The gram-negative bacterium Burkholderia pseudomallei lives on water surfaces and in soil, especially mud.
Path of infection
- Infection is mainly due to contact with bacteria in contaminated soil through skin wounds.
- A few people inhale dust, water droplets or ingest water containing bacteria, so they are more likely to be transmitted through the digestive tract.
- However, it is not transmitted from person to person.
- Disease cases only occur sporadically and do not break out into epidemics or pandemics.
Expression
- There is no specific clinical or pathological syndrome.
- Symptoms are similar to other diseases such as tuberculosis, sepsis, prolonged fever with many abscesses on the body.
- Accurate diagnosis of the disease must be based on tests to isolate and identify bacteria in blood, pus, sputum, urine, or cerebrospinal fluid samples.
- The incubation period is usually from one to 21 days, with an average of 9 days.
- The severity of the disease depends on the infection, which can cause prolonged fever, cough, chest pain, swelling of muscles and joints, respiratory failure...
- In children:
+ About 35% have symptoms of purulent inflammation of the parotid salivary glands.
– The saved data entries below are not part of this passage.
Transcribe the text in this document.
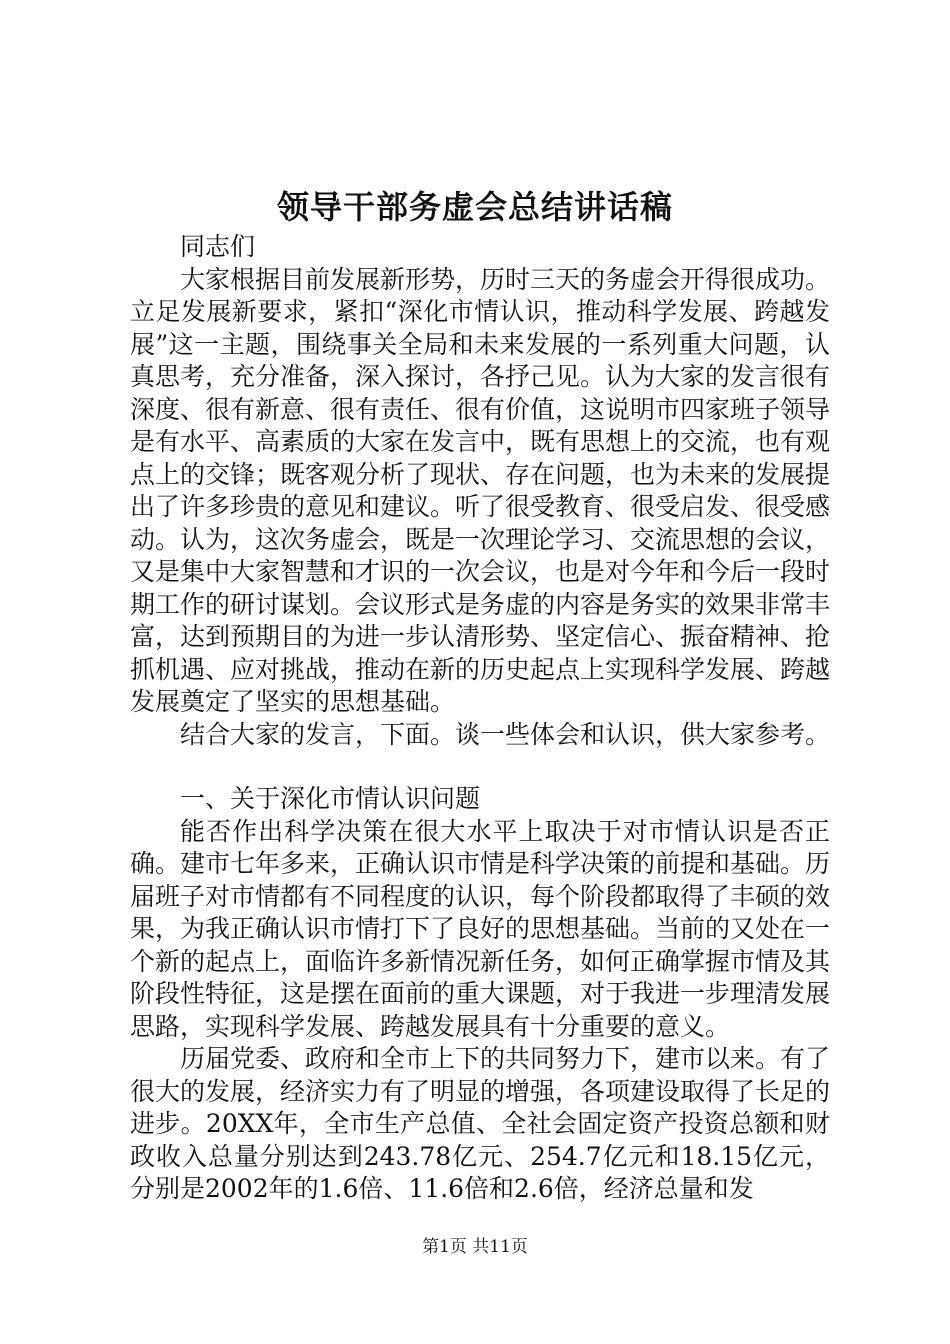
领导干部务虚会总结讲话稿

同志们

大家根据目前发展新形势，历时三天的务虚会开得很成功。立足发展新要求，紧扣“深化市情认识，推动科学发展、跨越发展”这一主题，围绕事关全局和未来发展的一系列重大问题，认真思考，充分准备，深入探讨，各抒己见。认为大家的发言很有深度、很有新意、很有责任、很有价值，这说明市四家班子领导是有水平、高素质的大家在发言中，既有思想上的交流，也有观点上的交锋；既客观分析了现状、存在问题，也为未来的发展提出了许多珍贵的意见和建议。听了很受教育、很受启发、很受感动。认为，这次务虚会，既是一次理论学习、交流思想的会议，又是集中大家智慧和才识的一次会议，也是对今年和今后一段时期工作的研讨谋划。会议形式是务虚的内容是务实的效果非常丰富，达到预期目的为进一步认清形势、坚定信心、振奋精神、抢抓机遇、应对挑战，推动在新的历史起点上实现科学发展、跨越发展奠定了坚实的思想基础。

结合大家的发言，下面。谈一些体会和认识，供大家参考。

一、关于深化市情认识问题

能否作出科学决策在很大水平上取决于对市情认识是否正确。建市七年多来，正确认识市情是科学决策的前提和基础。历届班子对市情都有不同程度的认识，每个阶段都取得了丰硕的效果，为我正确认识市情打下了良好的思想基础。当前的又处在一个新的起点上，面临许多新情况新任务，如何正确掌握市情及其阶段性特征，这是摆在面前的重大课题，对于我进一步理清发展思路，实现科学发展、跨越发展具有十分重要的意义。

历届党委、政府和全市上下的共同努力下，建市以来。有了很大的发展，经济实力有了明显的增强，各项建设取得了长足的进步。20XX年，全市生产总值、全社会固定资产投资总额和财政收入总量分别达到243.78亿元、254.7亿元和18.15亿元，分别是2002年的1.6倍、11.6倍和2.6倍，经济总量和发

第1页 共11页
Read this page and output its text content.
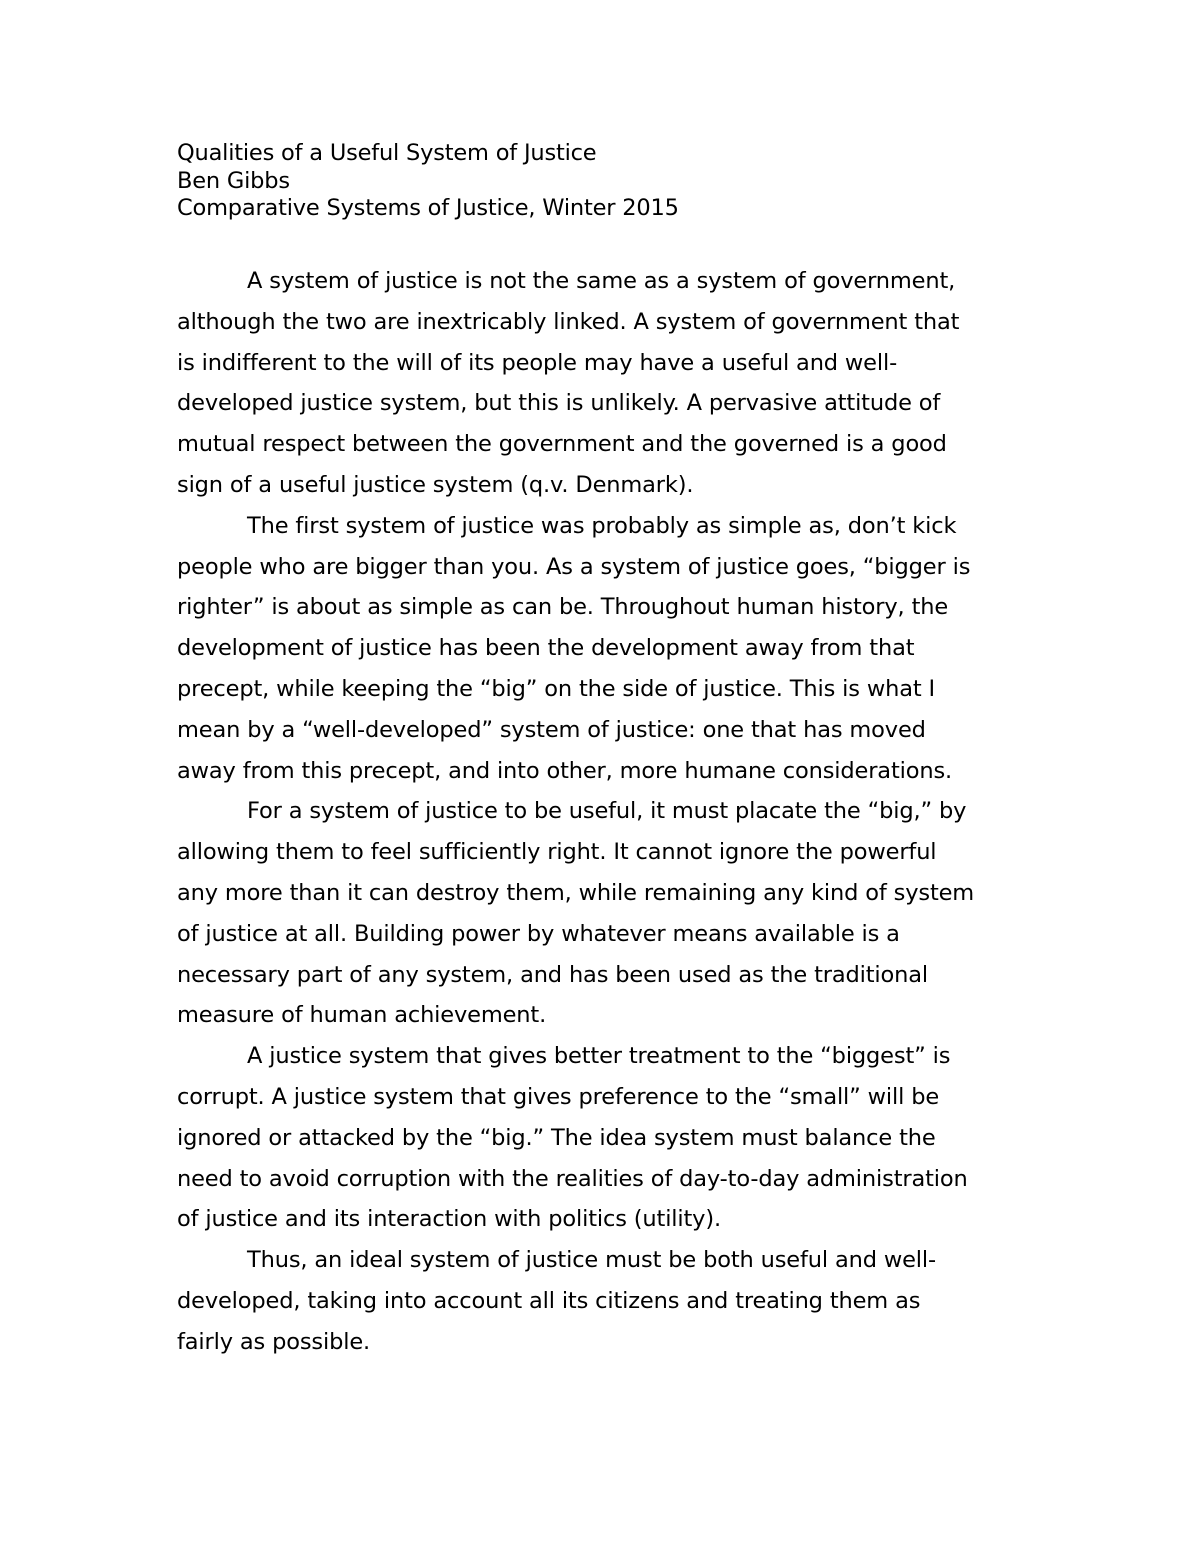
Qualities of a Useful System of Justice

Ben Gibbs

Comparative Systems of Justice, Winter 2015

A system of justice is not the same as a system of government,

although the two are inextricably linked. A system of government that

is indifferent to the will of its people may have a useful and well-

developed justice system, but this is unlikely. A pervasive attitude of

mutual respect between the government and the governed is a good

sign of a useful justice system (q.v. Denmark).

The first system of justice was probably as simple as, don’t kick

people who are bigger than you. As a system of justice goes, “bigger is

righter” is about as simple as can be. Throughout human history, the

development of justice has been the development away from that

precept, while keeping the “big” on the side of justice. This is what I

mean by a “well-developed” system of justice: one that has moved

away from this precept, and into other, more humane considerations.

For a system of justice to be useful, it must placate the “big,” by

allowing them to feel sufficiently right. It cannot ignore the powerful

any more than it can destroy them, while remaining any kind of system

of justice at all. Building power by whatever means available is a

necessary part of any system, and has been used as the traditional

measure of human achievement.

A justice system that gives better treatment to the “biggest” is

corrupt. A justice system that gives preference to the “small” will be

ignored or attacked by the “big.” The idea system must balance the

need to avoid corruption with the realities of day-to-day administration

of justice and its interaction with politics (utility).

Thus, an ideal system of justice must be both useful and well-

developed, taking into account all its citizens and treating them as

fairly as possible.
+ 65% in other forms such as high fever, pneumonia, abscesses in the spleen and kidney.
+ Can also be localized as infected foci on the skin, especially in the head, face and neck areas.
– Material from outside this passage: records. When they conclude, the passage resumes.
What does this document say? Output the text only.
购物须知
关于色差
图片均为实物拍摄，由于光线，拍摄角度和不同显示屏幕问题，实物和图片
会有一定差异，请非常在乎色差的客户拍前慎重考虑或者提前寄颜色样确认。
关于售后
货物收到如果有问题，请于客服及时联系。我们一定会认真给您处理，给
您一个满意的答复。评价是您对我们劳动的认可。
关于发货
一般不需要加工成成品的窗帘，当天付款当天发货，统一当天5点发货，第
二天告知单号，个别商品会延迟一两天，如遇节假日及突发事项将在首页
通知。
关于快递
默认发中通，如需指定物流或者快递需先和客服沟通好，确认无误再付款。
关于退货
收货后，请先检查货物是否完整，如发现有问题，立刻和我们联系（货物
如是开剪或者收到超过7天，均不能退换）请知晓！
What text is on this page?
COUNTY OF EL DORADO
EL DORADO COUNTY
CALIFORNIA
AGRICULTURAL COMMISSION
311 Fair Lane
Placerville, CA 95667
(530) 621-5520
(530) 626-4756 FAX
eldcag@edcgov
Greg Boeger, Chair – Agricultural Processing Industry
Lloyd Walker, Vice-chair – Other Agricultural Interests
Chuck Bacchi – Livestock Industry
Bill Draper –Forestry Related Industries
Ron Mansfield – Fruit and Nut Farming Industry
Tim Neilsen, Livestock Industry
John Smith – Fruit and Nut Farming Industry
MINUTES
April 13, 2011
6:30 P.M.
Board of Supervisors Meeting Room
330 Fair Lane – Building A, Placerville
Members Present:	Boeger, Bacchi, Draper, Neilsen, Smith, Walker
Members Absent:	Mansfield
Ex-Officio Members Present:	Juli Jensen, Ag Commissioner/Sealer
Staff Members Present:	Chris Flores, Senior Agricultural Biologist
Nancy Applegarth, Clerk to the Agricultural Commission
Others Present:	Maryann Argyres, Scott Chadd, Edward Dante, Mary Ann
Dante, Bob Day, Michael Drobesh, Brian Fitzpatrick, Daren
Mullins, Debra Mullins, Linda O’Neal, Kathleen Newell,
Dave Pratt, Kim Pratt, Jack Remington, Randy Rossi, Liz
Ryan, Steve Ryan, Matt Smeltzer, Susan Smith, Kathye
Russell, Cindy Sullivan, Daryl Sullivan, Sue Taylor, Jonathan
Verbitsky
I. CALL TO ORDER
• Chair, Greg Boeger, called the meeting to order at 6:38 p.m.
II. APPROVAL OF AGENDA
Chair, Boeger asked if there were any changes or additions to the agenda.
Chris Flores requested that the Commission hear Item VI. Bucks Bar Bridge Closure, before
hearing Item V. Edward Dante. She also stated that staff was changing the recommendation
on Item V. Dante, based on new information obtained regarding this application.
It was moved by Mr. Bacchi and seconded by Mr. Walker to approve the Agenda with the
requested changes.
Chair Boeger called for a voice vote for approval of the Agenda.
+ Severe complications can cause septic shock leading to death.
- In adults:
+ Most have symptoms of pneumonia with sepsis and abscesses on the skin.
+ Some also show signs of internal abscesses such as liver and spleen abscesses, cystitis, arthritis or meningitis.
Risk group
- Middle age.
- People with diabetes.
- Alcoholics.
- People with lung disease.
- People with chronic kidney disease.
- People at risk of contact with dirty mud containing bacteria.
Treatment
- Use antibiotics of the ceftazidime or carbapenem group, cotrimoxazole at high doses continuously for at least 2-4 weeks.
- Then use antibiotics for another 3-6 months.
Mortality rate
- Infected people have a mortality rate of 40-60%.
- In case of acute infection, death can occur within a week of the onset of illness.
- If not treated with the right dose, correct regimen and close monitoring, the disease can easily relapse, the patient's health will gradually decline and death may occur.
- The process of monitoring and treating the disease is long and expensive, so many patients have given up.
Prevention
- Ensure personal hygiene.
- Regularly wash your hands with soap and clean water, especially before and after preparing food, after going to the toilet, after working in the fields, and before eating.
- Eat cooked food and drink cooled boiled water to ensure food hygiene and safety.
- Do not slaughter or eat sick or dead animals, livestock or poultry.
- Limit direct contact with dirty soil and water, especially in heavily polluted areas.
- Do not bathe, swim, or dive in ponds, lakes, and rivers at/near polluted places.
- Use labor protection equipment (shoes, boots, gloves...) for people who often work outdoors and come into contact with dirty soil and water.
- When there are open wounds, ulcers or burns, avoid contact with potentially contaminated soil or water. If contact is necessary, use a waterproof bandage and it should be washed to ensure hygiene.
- People with underlying diseases such as diabetes, chronic liver, kidney, lung disease, immunodeficiency... need to be cared for and protected to prevent infections.
- When suspected of being infected, go to a medical facility for advice, examination, detection and timely treatment.